The intent of the 72 hour stability test is not to exhaustively test all functions but to run a steady load against the system and look for issues like memory leaks that aren't found in the short duration install and functional testing during the development cycle.

This page will collect notes on the 72 hour stability test run for Frankfurt.

See El Alto Stability Run Notes for comparison to previous runs.

Summary of Results

WORK IN PROGRESS

Setup

The integration-longevity tenant in Intel/Windriver environment was used for the 72 hour tests.

The onap-ci job for "Project windriver-longevity-release-manual" was used for the deployment with the OOM set to frankfurt and Integration branches set to master. Integraiton master was used so we could catch the latest updates to integration scripts and vnf heat templates.

The jenkins job needs a couple of updates for each release:

Set the integration branch to 'origin/master'
Modify the parameters to deploy.sh to specify "-i master" and "-o frankfurt" to get integration master an oom frankfurt clones onto the nfs server.

The path for robot logs on dockerdata-nfs changed in Frankfurt so the /dev-robot/ becomes /dev/robot

The stability tests used robot container image 1.6.1-STAGING-20200519T201214Z

robot container updates:

API_TYPE was set to GRA_API since we have deprecated VNF_API.

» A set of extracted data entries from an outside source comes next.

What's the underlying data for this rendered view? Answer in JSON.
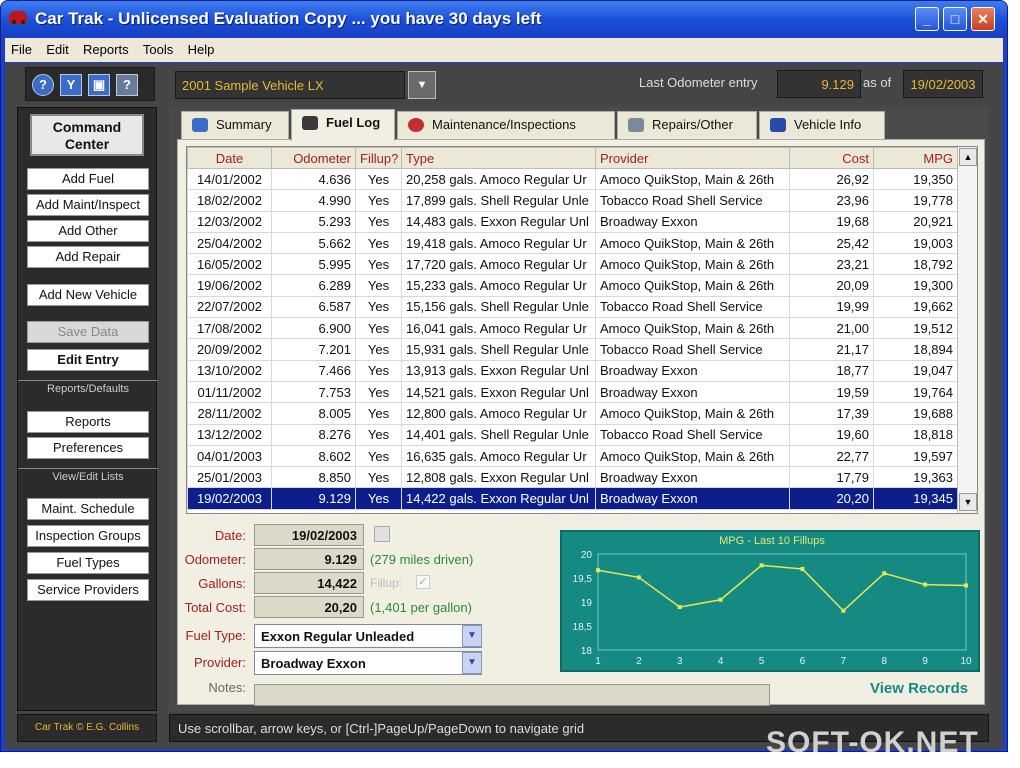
{
  "window": {
    "title": "Car Trak - Unlicensed Evaluation Copy ... you have 30 days left"
  },
  "menu": [
    "File",
    "Edit",
    "Reports",
    "Tools",
    "Help"
  ],
  "toolbar_icons": [
    "help-icon",
    "filter-icon",
    "screen-icon",
    "pointer-help-icon"
  ],
  "header": {
    "vehicle": "2001 Sample Vehicle LX",
    "last_odometer_label": "Last Odometer entry",
    "last_odometer_value": "9.129",
    "as_of_label": "as of",
    "as_of_value": "19/02/2003"
  },
  "sidebar": {
    "title_line1": "Command",
    "title_line2": "Center",
    "buttons": {
      "add_fuel": "Add Fuel",
      "add_maint": "Add Maint/Inspect",
      "add_other": "Add Other",
      "add_repair": "Add Repair",
      "add_vehicle": "Add New Vehicle",
      "save_data": "Save Data",
      "edit_entry": "Edit Entry",
      "reports": "Reports",
      "preferences": "Preferences",
      "maint_schedule": "Maint. Schedule",
      "inspection_groups": "Inspection Groups",
      "fuel_types": "Fuel Types",
      "service_providers": "Service Providers"
    },
    "section_reports": "Reports/Defaults",
    "section_lists": "View/Edit Lists",
    "credit": "Car Trak © E.G. Collins"
  },
  "tabs": [
    "Summary",
    "Fuel Log",
    "Maintenance/Inspections",
    "Repairs/Other",
    "Vehicle Info"
  ],
  "grid": {
    "columns": [
      "Date",
      "Odometer",
      "Fillup?",
      "Type",
      "Provider",
      "Cost",
      "MPG"
    ],
    "rows": [
      [
        "14/01/2002",
        "4.636",
        "Yes",
        "20,258 gals. Amoco Regular Ur",
        "Amoco QuikStop, Main & 26th",
        "26,92",
        "19,350"
      ],
      [
        "18/02/2002",
        "4.990",
        "Yes",
        "17,899 gals. Shell Regular Unle",
        "Tobacco Road Shell Service",
        "23,96",
        "19,778"
      ],
      [
        "12/03/2002",
        "5.293",
        "Yes",
        "14,483 gals. Exxon Regular Unl",
        "Broadway Exxon",
        "19,68",
        "20,921"
      ],
      [
        "25/04/2002",
        "5.662",
        "Yes",
        "19,418 gals. Amoco Regular Ur",
        "Amoco QuikStop, Main & 26th",
        "25,42",
        "19,003"
      ],
      [
        "16/05/2002",
        "5.995",
        "Yes",
        "17,720 gals. Amoco Regular Ur",
        "Amoco QuikStop, Main & 26th",
        "23,21",
        "18,792"
      ],
      [
        "19/06/2002",
        "6.289",
        "Yes",
        "15,233 gals. Amoco Regular Ur",
        "Amoco QuikStop, Main & 26th",
        "20,09",
        "19,300"
      ],
      [
        "22/07/2002",
        "6.587",
        "Yes",
        "15,156 gals. Shell Regular Unle",
        "Tobacco Road Shell Service",
        "19,99",
        "19,662"
      ],
      [
        "17/08/2002",
        "6.900",
        "Yes",
        "16,041 gals. Amoco Regular Ur",
        "Amoco QuikStop, Main & 26th",
        "21,00",
        "19,512"
      ],
      [
        "20/09/2002",
        "7.201",
        "Yes",
        "15,931 gals. Shell Regular Unle",
        "Tobacco Road Shell Service",
        "21,17",
        "18,894"
      ],
      [
        "13/10/2002",
        "7.466",
        "Yes",
        "13,913 gals. Exxon Regular Unl",
        "Broadway Exxon",
        "18,77",
        "19,047"
      ],
      [
        "01/11/2002",
        "7.753",
        "Yes",
        "14,521 gals. Exxon Regular Unl",
        "Broadway Exxon",
        "19,59",
        "19,764"
      ],
      [
        "28/11/2002",
        "8.005",
        "Yes",
        "12,800 gals. Amoco Regular Ur",
        "Amoco QuikStop, Main & 26th",
        "17,39",
        "19,688"
      ],
      [
        "13/12/2002",
        "8.276",
        "Yes",
        "14,401 gals. Shell Regular Unle",
        "Tobacco Road Shell Service",
        "19,60",
        "18,818"
      ],
      [
        "04/01/2003",
        "8.602",
        "Yes",
        "16,635 gals. Amoco Regular Ur",
        "Amoco QuikStop, Main & 26th",
        "22,77",
        "19,597"
      ],
      [
        "25/01/2003",
        "8.850",
        "Yes",
        "12,808 gals. Exxon Regular Unl",
        "Broadway Exxon",
        "17,79",
        "19,363"
      ],
      [
        "19/02/2003",
        "9.129",
        "Yes",
        "14,422 gals. Exxon Regular Unl",
        "Broadway Exxon",
        "20,20",
        "19,345"
      ]
    ],
    "selected_index": 15
  },
  "detail": {
    "date_label": "Date:",
    "date_value": "19/02/2003",
    "odometer_label": "Odometer:",
    "odometer_value": "9.129",
    "odometer_note": "(279 miles driven)",
    "gallons_label": "Gallons:",
    "gallons_value": "14,422",
    "fillup_label": "Fillup:",
    "total_cost_label": "Total Cost:",
    "total_cost_value": "20,20",
    "total_cost_note": "(1,401 per gallon)",
    "fuel_type_label": "Fuel Type:",
    "fuel_type_value": "Exxon Regular Unleaded",
    "provider_label": "Provider:",
    "provider_value": "Broadway Exxon",
    "notes_label": "Notes:",
    "view_records": "View Records"
  },
  "chart_data": {
    "type": "line",
    "title": "MPG - Last 10 Fillups",
    "x": [
      1,
      2,
      3,
      4,
      5,
      6,
      7,
      8,
      9,
      10
    ],
    "values": [
      19.662,
      19.512,
      18.894,
      19.047,
      19.764,
      19.688,
      18.818,
      19.597,
      19.363,
      19.345
    ],
    "y_ticks": [
      "20",
      "19,5",
      "19",
      "18,5",
      "18"
    ],
    "ylim": [
      18,
      20
    ],
    "grid": false,
    "line_color": "#e8e850",
    "bg_color": "#148a82"
  },
  "status": "Use scrollbar, arrow keys, or [Ctrl-]PageUp/PageDown to navigate grid",
  "watermark": "SOFT-OK.NET"
}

Shakedown consists of creating some temporary tags for stability72hrvLB, stability72hrvVG,stability72hrVFWCL to make sure each sub test ran successfully (including cleanup) in the environment before the jenkins job started with the higher level testsuite tag stability72hr that covers all three test types.

Clean out the old buid jobs using a jenkins console script (manage jenkins)

def jobName = "windriver-longevity-stability72hr"

def job = Jenkins.instance.getItem(jobName)

job.getBuilds().each { it.delete() }

job.nextBuildNumber = 1

job.save()

appc.properties updated to apply the fix for DMaaP message processing to call http://localhost:8181 for the streams update.

VNF Orchestration Tests

This test uses the onap-ci job "Project windriver-longevity-stability72hr" to automatically onboard, distribute and instantiate the ONAP opensource test VNFs vLB, vVG and vFWCL.

The scripts run validation tests after the install.

The scripts then delete the VNFs and cleans up the environment for the next run.

The script tests AAF, DMaaP, SDC, VID, AAI, SO, SDNC, APPC with the open source VNFs.

There was a problem with the robot scripts for vLB where it was not finding the base_lb.yaml file in the artifacts due to a change in the structure. A two line change to the vnf orchestration script to look for the 'heat3' key was made to resolve the issue. A Jira was created to track the changes to the robot scrips. INT-1598 - Getting issue details... STATUS

These tests started at jenkins job #1

Each test run generates over 500 MB of data on the test through robot framework.

Each test run also runs the kubectl top nodes command to see cpu and memory utilization across the k8 cluster.

We periodically will run the top pods command as well to check on the top memory and cpu using pods.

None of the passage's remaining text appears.